My other favorite was On the Ropes, a Hoop Dreams-like, extremely poignant tale of three hard-knocks residents of Bedford-Stuyvesant, Brooklyn, trying to find some dignity, grab some chunk of the American Dream, by an amateur boxing career. On the Ropes will be distributed by Fox Lorber, but everyone connected to the film, including co-director Brett Morgan, with whom I shared beers at a party, is anxious that few will come out to see a boxing documentary. I understand the worry, but people who bypass On the Ropes will be making a dire mistake. I saw it with an audience of baggy-pants teens, who normally would never pay to see a documentary, and they were totally enraptured. Even the most pacifist, ban-boxing person will be mesmerized by the humanity of On the Ropes. Women, too, definitely will relate to the trials and travails of Tyrene, welfare mother and fisticuffs champ.
And the failures of Taos?
The Red Violin, an overblown costume drama in which the eponymous instrument passes hand through hand over the centuries: a patina of high art, but disappointedly thin drama by filmmaker Francois Girard and (my friend) screenwriter Don McKellar, who had made real art in their previous collaboration, 32 Short Films About Glenn Gould.

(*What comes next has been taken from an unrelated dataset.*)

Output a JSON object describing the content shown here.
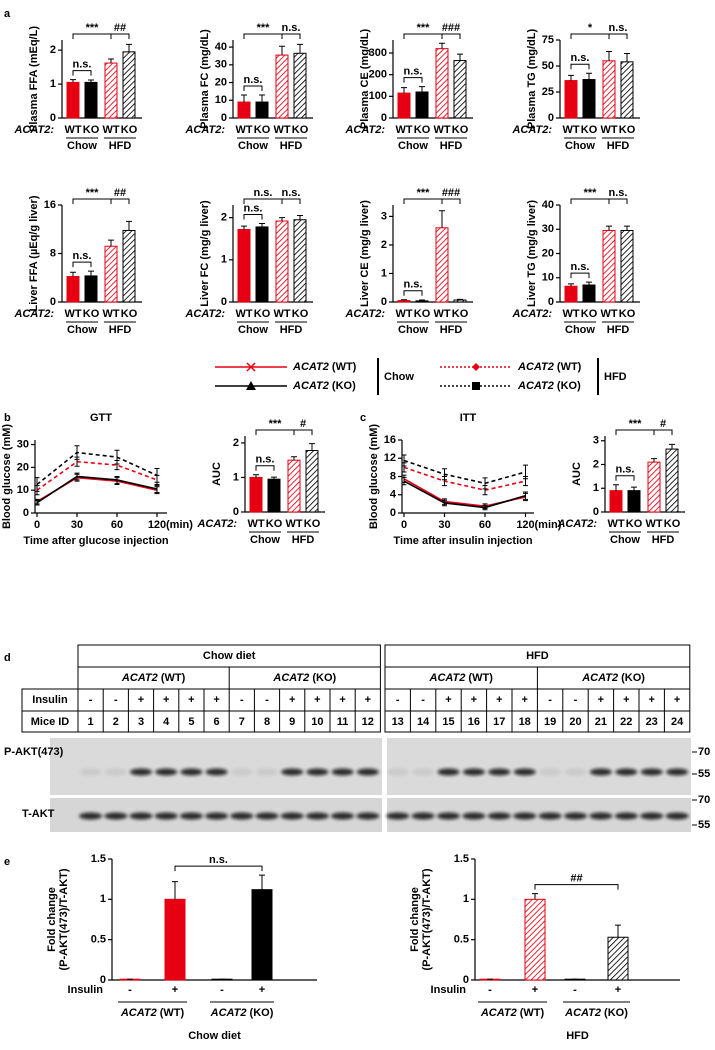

Girl, in which Lolita's Dominique Swain is the only legitimate element in a fake LA-standing-in-for-Portland, Oregon, look at the alternative music scene. Two moony songs from Summer Phoenix are too many songs.
The Last Movie, Dennis Hopper's 1971 acid-trip follow-up to Easy Rider is still incoherent crapola after all these years. Hopper, who infamously trashed his beautiful home and made infinite enemies during his bad-vibes time dwelling in Taos in the late 1960s, did it again in 1999, not turning up as promised to receive the Fest's Maverick Award. Dennis, Dennis: bad karma!